En revanche, beaucoup d’applications actuelles mises sur le marché utilisent d’autres technologies dont celles centrées sur une technologie d’apprentissage : les réseaux de neurones. Beaucoup de chercheurs et d’ingénieurs se sont lancés dans l’utilisation avancée de cette théorie en espérant faire des miracles. Mais point de miracle pour des résultats très médiocres : un taux de précision faible pour une consommation énergétique pharaonique. Pourtant des applications utilisent quotidiennement des réseaux de neurones entraînés, c’est le cas du fil d’actualité de Facebook ou le classement personnalisé réalisé par Google News. Et là on touche le deuxième point sensible : entraînés sur quelles données ? Sur leur analyse il n’y a pas de système numérique industriel mais des personnes qui viennent qualifier les données à la main. Parfois ce sont des spécialistes (comme les radiologues dans la santé), mais souvent ce sont des anonymes non experts, embauchés à la mission sur les plateformes. Donc on utilise des systèmes apprenants peu performants, soumis à beaucoup d’erreurs, entraînés sur des données dont on ne maîtrise pas la réelle qualité. Comment peut-on faire confiance à de telles solutions ? Leurs biais de conception ou d’apprentissage les rendent au mieux inutiles, au pire dangereuses.
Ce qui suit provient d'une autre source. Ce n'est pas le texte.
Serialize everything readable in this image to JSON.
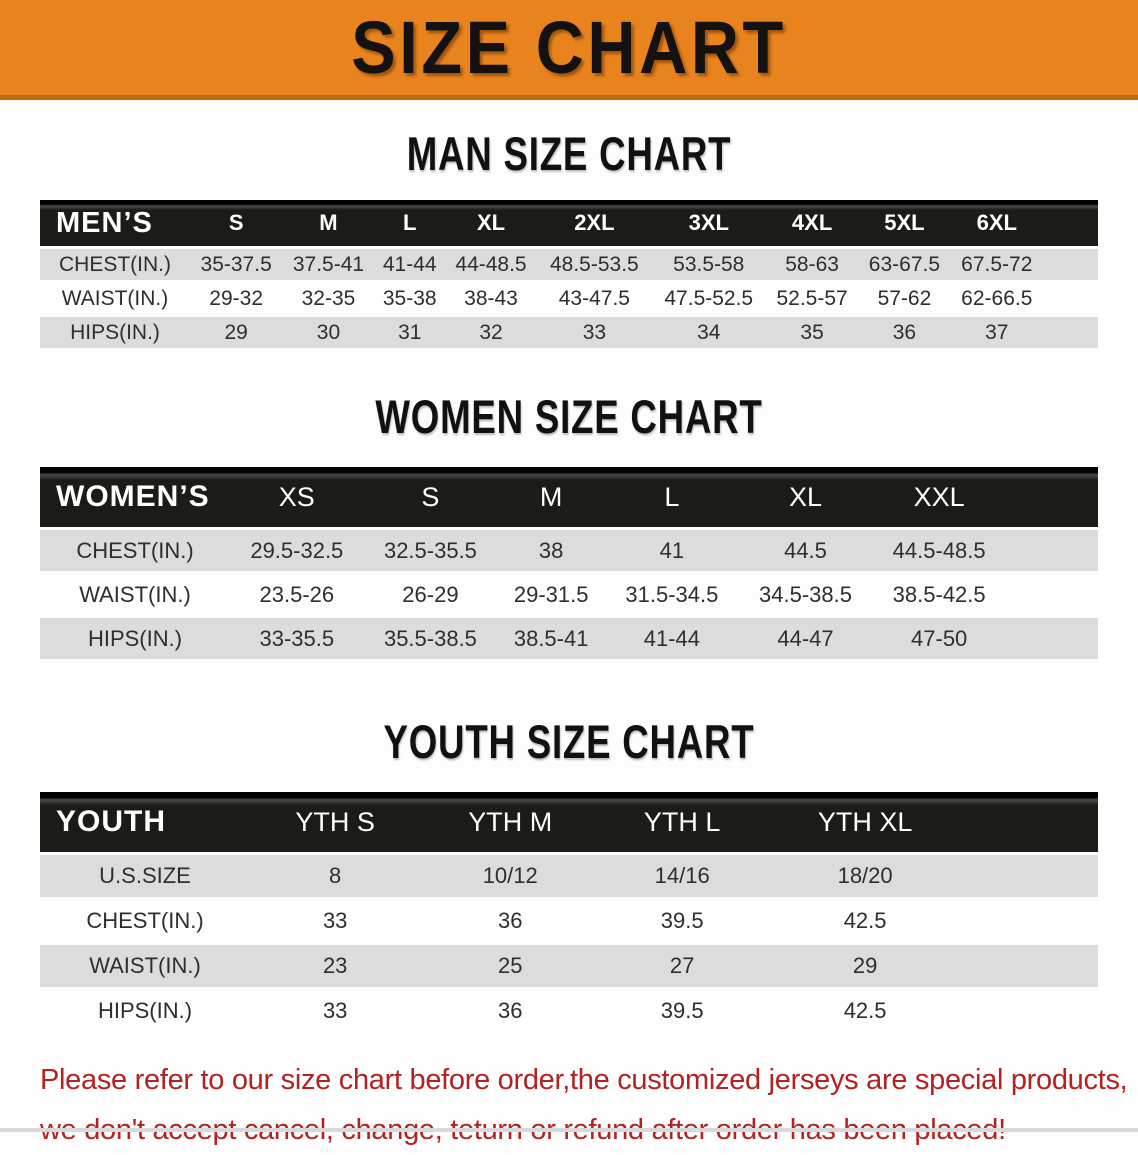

Nous ne devons pas rester naïfs, hypnotisés par les bonimenteurs. Soit un système apporte une vraie justesse estimable et nous fournit une réelle aide dans nos tâches, soit il est tout simplement inacceptable par manque de qualité. Qui voudrait voler dans des avions non fiables ? Les objets que nous utilisons ont un niveau minimum de certification. La nourriture industrielle que nous consommons, beaucoup des services que nous utilisons sont contrôlés et certifiés. Il faut sortir du fantasme numérique, et rapidement considérer les IA comme des outils, et offrir aux utilisateurs un moyen d’identifier la qualité de justesse de ces outils. La Commission européenne vient d’ouvrir la voie, il est désormais tant qu’elle s’y engouffre complètement pour établir rapidement un système d’évaluation et de certification des IA à l’échelle des Etats membres. Après avoir commencé à protéger nos données avec la mise en place du RGPD, il faut continuer en nous protégeant de leur utilisation médiocre. Sans légitimité l’IA devient un vrai danger.